From my own (non-specialized) physical knowledge, I would think that an electrical cable wouldn't produce much of a resulting magnetic field (since current runs in both directions they should cancel eachother out?), and electronics that have some field would oscillate quickly (50 Hz as this is the frequency in outlets in my country). By elimination, only metal objects remain, but I have a feeling this isn't the full story.
So what could throw a magnetometer off in a normal urban environment?
What specifically is it in a car (engine, chassis, electronics) that does it?
(To specify, I'm really looking for static offsets, not noise. You could assume a low pass filter that removes anything with a period less than a few seconds).
 A: Two big factors: ferromagnetic objects (steel beams in buildings, structural elements in cars, etc) can bend the local magnetic field; and the stators of DC motors/alternators (where a significant current oases through many windings, deliberately increasing the magnetic field far above what you get from a single cable). When you have a DC magnetic field generated "nearby" there will be a significant fringe field - enough to throw your compass by a meaningful number of degrees.
If the magnetic field can be mapped (move through the environment with a magnetometer in known orientation) you can not only correct for it - it can become part of the navigation: "The field vector just tilted away from the horizontal by an extra 15 degrees and increased by 0.12 Gauss - we must be just outside the boiler room!"
A: You can consider the earth magnetic field as a a pretty uniform field when considering distances of the order of meters, even kilometers (uniform means constant magnitude and direction of magnetic field vector).
This uniform field is locally distorted (direction and magnitude of the field vector changes) by magnetic materials, i.e. materials with a permeability different from 1 like iron, steel etc. The picture below shows how a sphere with a permeability >1 distorts the otherwise uniform field.

The same happens in you car: although it is not a spherical object it will locally distort the field in such a way that both magnitude and direction of the field are changed.
This is surely the most important disturbing factor.
If you look at other factors that might disturb the field, the most obvious one is wires carrying important currents. The magnetic fields generated by these currents might become important compared to the earth magnetic field, which is of the order of 40$\mu T$ (microtesla). 
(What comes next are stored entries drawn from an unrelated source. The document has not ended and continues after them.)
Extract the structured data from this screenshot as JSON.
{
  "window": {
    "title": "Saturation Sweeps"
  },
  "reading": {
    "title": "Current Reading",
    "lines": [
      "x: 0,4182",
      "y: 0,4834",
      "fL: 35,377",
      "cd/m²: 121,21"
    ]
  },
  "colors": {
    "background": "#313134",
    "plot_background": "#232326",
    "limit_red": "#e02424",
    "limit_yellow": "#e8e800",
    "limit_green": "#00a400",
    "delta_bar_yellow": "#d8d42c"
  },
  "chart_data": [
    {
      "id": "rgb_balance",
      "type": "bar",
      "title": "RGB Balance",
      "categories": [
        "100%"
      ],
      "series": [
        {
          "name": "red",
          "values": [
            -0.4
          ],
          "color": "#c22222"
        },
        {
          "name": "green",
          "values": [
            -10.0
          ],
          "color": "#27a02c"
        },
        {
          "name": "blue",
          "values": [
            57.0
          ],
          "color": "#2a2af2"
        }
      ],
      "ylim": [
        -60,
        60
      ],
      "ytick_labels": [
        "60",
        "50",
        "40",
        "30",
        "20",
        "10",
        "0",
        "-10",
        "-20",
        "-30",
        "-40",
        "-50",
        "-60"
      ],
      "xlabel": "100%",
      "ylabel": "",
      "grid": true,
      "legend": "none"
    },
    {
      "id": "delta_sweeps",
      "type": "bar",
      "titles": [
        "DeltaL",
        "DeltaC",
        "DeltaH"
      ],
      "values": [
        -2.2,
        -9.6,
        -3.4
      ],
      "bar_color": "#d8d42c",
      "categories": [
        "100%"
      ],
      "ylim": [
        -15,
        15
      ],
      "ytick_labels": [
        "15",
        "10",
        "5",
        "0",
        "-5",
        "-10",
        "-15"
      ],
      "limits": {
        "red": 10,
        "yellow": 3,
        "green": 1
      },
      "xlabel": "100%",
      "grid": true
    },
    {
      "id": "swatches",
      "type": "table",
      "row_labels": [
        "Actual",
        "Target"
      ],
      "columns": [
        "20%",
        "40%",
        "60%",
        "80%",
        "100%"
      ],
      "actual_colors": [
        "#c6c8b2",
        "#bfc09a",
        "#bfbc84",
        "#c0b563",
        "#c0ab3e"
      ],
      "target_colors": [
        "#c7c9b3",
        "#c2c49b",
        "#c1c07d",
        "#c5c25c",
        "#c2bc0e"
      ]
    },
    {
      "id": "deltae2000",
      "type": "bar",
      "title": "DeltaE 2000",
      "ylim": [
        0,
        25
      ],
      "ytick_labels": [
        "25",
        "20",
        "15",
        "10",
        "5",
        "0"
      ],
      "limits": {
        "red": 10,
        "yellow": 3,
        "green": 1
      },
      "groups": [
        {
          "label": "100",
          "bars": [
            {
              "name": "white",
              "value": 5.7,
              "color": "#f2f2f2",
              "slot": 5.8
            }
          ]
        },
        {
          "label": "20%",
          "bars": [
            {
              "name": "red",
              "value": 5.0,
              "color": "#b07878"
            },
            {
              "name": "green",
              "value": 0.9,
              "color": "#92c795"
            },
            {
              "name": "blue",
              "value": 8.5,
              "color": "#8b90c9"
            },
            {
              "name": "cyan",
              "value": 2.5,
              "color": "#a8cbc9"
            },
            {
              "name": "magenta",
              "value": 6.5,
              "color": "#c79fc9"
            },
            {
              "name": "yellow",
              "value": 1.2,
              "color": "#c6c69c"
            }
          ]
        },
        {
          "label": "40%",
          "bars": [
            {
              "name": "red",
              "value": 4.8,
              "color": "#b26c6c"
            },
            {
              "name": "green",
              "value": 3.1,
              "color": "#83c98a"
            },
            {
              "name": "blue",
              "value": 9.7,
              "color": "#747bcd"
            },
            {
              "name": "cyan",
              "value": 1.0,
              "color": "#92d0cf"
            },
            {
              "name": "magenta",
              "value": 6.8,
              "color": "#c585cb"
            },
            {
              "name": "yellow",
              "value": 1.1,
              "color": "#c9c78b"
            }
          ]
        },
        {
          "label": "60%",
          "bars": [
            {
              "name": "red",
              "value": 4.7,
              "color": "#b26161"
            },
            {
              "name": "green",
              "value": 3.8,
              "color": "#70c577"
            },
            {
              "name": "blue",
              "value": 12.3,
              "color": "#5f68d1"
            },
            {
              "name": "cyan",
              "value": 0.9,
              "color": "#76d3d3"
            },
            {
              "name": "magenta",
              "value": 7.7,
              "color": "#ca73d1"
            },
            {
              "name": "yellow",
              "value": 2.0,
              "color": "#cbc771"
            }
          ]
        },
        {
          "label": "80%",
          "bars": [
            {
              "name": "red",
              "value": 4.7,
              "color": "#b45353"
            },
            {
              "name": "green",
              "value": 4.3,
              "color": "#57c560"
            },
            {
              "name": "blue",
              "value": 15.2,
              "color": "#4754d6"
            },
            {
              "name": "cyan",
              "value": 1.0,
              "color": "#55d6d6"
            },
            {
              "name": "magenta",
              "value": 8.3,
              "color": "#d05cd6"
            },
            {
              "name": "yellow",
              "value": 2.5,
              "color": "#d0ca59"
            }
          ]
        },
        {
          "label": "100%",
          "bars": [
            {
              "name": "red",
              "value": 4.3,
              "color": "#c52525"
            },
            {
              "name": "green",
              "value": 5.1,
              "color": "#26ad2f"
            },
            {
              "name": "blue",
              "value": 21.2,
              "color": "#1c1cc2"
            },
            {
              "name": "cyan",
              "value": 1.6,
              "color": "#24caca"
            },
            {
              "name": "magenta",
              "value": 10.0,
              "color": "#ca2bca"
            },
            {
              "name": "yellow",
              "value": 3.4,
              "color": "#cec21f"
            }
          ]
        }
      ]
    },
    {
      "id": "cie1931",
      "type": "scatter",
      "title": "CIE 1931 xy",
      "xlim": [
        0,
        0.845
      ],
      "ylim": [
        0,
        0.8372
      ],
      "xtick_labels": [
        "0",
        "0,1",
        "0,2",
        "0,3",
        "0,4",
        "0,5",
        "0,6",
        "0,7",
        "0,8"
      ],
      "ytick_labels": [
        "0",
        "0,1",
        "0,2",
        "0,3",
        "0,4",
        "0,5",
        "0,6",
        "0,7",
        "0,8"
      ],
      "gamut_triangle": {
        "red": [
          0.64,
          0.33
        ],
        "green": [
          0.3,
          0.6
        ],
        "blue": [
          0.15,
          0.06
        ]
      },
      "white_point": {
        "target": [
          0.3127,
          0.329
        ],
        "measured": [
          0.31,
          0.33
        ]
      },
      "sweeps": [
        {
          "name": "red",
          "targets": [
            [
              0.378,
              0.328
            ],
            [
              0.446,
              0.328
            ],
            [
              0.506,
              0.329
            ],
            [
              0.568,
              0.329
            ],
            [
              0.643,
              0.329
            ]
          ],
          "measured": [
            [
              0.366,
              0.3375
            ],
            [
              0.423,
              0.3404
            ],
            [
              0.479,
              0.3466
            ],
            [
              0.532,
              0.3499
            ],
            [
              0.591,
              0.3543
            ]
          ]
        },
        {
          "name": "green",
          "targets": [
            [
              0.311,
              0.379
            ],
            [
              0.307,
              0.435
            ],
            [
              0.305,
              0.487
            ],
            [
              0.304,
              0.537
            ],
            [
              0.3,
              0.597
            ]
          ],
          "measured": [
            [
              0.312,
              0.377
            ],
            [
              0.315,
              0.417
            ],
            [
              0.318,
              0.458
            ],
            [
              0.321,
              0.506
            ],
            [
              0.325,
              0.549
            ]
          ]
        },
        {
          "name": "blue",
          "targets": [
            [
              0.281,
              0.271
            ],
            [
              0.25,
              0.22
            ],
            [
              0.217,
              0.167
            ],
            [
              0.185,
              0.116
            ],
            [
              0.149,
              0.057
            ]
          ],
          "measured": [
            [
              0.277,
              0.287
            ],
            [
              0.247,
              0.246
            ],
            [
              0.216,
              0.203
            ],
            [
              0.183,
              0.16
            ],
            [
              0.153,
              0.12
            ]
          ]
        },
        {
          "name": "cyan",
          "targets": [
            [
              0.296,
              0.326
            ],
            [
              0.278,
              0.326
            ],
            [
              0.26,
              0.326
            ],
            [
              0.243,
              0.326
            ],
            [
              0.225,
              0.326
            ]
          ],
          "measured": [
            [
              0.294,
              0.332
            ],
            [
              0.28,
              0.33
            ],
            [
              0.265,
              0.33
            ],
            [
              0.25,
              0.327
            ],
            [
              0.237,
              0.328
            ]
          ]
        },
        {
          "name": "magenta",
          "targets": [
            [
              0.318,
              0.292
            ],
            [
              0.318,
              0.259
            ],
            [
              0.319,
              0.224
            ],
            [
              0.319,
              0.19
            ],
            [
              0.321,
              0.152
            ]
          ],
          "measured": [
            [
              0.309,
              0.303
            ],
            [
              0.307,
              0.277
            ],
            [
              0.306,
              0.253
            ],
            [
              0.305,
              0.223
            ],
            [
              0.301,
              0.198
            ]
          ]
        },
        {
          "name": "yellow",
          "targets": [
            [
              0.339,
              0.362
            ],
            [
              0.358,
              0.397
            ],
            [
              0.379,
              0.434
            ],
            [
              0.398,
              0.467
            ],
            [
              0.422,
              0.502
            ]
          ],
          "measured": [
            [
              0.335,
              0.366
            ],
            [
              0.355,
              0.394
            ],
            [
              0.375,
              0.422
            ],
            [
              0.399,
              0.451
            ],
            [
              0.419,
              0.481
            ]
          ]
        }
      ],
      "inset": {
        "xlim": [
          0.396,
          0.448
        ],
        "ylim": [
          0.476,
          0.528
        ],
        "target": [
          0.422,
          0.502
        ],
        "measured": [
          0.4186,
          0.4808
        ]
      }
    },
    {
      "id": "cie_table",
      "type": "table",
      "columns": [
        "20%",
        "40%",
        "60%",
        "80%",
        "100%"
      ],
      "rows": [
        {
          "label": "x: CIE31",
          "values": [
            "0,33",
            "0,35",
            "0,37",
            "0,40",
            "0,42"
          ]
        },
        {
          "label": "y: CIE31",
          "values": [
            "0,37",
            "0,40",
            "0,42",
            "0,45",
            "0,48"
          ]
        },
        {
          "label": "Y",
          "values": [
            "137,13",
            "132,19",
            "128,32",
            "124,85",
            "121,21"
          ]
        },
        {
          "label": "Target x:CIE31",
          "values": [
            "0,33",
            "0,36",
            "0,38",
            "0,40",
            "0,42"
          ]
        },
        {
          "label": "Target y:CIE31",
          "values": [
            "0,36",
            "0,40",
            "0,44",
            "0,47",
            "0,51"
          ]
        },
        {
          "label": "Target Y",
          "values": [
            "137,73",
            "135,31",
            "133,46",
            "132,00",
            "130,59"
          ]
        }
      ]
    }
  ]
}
To see under what conditions the magnetic field of a current in a wire starts competing with the earth magnetic field, we can use the following formula for the field:
$
B (\mu T)=0,2 \times\frac{I(A)}{R(m)}
$
, where $I$ is the current in ampere and $R$ the distance between yourself and the wire in meter. From this you see that you need at least a current of say 200$A$ to generate a field at 1 meter of the wire that is comparable to the earth magnetic field. In a lot of cases the wire through which the current 'returns' lies next to the first wire. This 'return wire' will generate an opposite field and the two will cancel each other (more or less). Note as well that this field is alternating 50 times per second in case of AC (your compass won't notice such an alternating field). As a conclusion, we can state that only in exceptional situations (huge electric DC motors for example) electrically generated magnetic fields will be a significant disturbing factor.